We thank the referee for the positive assessment of our work and the constructive comments. We address each major point below and will revise the manuscript to incorporate additional analyses and robustness checks.

read point-by-point responses
  1. Referee: [§3] §3 (Method), the non-parametric gating step: the claim that multi-scale SAM encoder features enable reliable same-type identification without any learned parameters or target-data thresholds is load-bearing for the training-free and O(T) claims, yet the manuscript provides no quantitative verification (e.g., intra- vs. inter-type cosine similarity distributions or cluster purity metrics) on the three cell-type benchmarks.

    Authors: We agree that explicit quantitative verification of the clustering property would strengthen the load-bearing claim. In the revised manuscript we will add intra- versus inter-type cosine similarity distributions together with cluster purity metrics computed on the three cell-type benchmarks to directly support the non-parametric gating step. revision: yes

  2. Referee: [Experiments] Experiments section, performance tables: the headline retention figures (>90% on cell-type benchmarks, >99% on homogeneous) are presented without error bars, multiple random click seeds, or ablation of the distant-point selection rule; this makes it impossible to determine whether the reported superiority over fully-supervised methods is robust or sensitive to the single-click initialization.

    Authors: We acknowledge that error bars and ablations are needed to assess robustness. The revised experiments section will report standard deviations over multiple random click seeds and will include an ablation of the distant-point selection rule. revision: yes

  3. Referee: [§4.2] §4.2 (ablation or feature analysis): if a dedicated subsection examines whether the observed clustering is an accident of SAM pretraining or holds across morphological variations, it is not referenced in the abstract or results; without it the generalization argument for out-of-distribution cell types rests on untested extrapolation.
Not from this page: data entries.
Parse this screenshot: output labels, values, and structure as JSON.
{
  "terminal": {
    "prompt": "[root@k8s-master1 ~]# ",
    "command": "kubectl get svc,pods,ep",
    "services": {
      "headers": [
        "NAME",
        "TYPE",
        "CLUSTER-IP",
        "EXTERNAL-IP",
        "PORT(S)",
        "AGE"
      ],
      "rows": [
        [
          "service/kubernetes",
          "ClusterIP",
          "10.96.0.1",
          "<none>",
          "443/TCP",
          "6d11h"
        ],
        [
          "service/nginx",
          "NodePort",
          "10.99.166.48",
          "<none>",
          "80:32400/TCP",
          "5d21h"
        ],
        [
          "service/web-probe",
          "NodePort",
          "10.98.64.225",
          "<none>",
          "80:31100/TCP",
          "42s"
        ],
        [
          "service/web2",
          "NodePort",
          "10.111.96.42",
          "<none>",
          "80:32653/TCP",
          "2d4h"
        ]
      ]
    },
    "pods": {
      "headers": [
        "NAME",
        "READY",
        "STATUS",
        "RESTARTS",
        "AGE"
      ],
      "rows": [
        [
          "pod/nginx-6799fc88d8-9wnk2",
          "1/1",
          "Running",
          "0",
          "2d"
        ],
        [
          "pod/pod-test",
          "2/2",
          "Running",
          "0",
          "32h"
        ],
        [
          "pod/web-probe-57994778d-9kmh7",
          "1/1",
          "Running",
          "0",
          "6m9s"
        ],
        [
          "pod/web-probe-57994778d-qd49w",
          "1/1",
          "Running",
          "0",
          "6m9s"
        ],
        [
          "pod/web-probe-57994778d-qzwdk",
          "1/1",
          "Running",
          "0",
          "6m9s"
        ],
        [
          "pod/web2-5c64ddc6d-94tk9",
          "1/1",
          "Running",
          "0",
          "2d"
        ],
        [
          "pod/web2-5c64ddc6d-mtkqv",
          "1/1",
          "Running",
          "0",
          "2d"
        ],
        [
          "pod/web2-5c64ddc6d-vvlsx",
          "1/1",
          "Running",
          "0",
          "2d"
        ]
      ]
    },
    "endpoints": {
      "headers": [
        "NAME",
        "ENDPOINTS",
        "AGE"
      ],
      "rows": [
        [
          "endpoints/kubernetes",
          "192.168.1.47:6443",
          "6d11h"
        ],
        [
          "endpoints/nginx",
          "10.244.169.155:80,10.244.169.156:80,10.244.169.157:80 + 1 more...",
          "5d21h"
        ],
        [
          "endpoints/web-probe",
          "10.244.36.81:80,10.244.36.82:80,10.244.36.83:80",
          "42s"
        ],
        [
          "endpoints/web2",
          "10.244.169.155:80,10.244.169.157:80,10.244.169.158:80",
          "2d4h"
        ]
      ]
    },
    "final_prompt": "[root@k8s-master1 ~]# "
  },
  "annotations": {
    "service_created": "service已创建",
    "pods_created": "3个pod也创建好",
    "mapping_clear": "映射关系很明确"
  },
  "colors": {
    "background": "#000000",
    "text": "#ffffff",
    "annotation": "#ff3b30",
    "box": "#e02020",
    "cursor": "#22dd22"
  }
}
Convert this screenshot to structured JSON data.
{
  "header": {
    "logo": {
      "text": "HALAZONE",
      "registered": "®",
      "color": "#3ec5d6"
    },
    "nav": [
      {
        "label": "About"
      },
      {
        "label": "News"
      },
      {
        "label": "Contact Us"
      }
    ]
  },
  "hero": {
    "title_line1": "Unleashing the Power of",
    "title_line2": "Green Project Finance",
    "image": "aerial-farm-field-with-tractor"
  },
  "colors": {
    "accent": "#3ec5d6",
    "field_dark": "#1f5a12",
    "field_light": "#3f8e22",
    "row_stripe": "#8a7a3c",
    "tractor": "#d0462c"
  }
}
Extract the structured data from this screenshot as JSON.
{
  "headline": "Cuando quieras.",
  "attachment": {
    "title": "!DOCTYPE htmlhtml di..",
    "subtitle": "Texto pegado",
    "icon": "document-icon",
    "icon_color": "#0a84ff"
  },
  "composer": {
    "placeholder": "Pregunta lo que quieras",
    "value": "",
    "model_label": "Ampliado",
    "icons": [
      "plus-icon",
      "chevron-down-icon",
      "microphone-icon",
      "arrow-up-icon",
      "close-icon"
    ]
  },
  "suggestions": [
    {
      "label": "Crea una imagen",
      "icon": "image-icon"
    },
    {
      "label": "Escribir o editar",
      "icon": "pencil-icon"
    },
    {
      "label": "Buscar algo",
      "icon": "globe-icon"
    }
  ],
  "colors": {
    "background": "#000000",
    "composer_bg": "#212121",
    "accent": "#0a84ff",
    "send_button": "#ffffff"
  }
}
    Authors: The manuscript does not contain a dedicated subsection on the origin of the clustering. Generalization is supported by consistent empirical results across diverse benchmarks. We will add a concise discussion paragraph in the results or conclusion addressing the contribution of SAM pretraining and the empirical evidence for generalization across morphological variations. revision: partial

Circularity Check

0 steps flagged

No significant circularity; derivation relies on external frozen encoder properties

full rationale

The paper's central procedure (Chain-of-Prompts) is explicitly training-free and applies non-parametric gating directly to multi-scale features from the frozen SAM ViT encoder, without fitting any parameters or thresholds to the target cell datasets. Performance retention claims (>90% on cell-type benchmarks) are presented as empirical results on external benchmarks rather than quantities derived by construction from the same data. No equations reduce a prediction to a fitted input, no self-citations bear the load of uniqueness or ansatz, and the key observation about feature clustering is stated as an empirical property of the external pretrained model, not a self-referential definition. The derivation chain is therefore self-contained against external benchmarks.

Axiom & Free-Parameter Ledger

0 free parameters · 0 axioms · 0 invented entities

Abstract-only review provides no explicit free parameters, axioms, or invented entities; all details on implementation choices remain unavailable.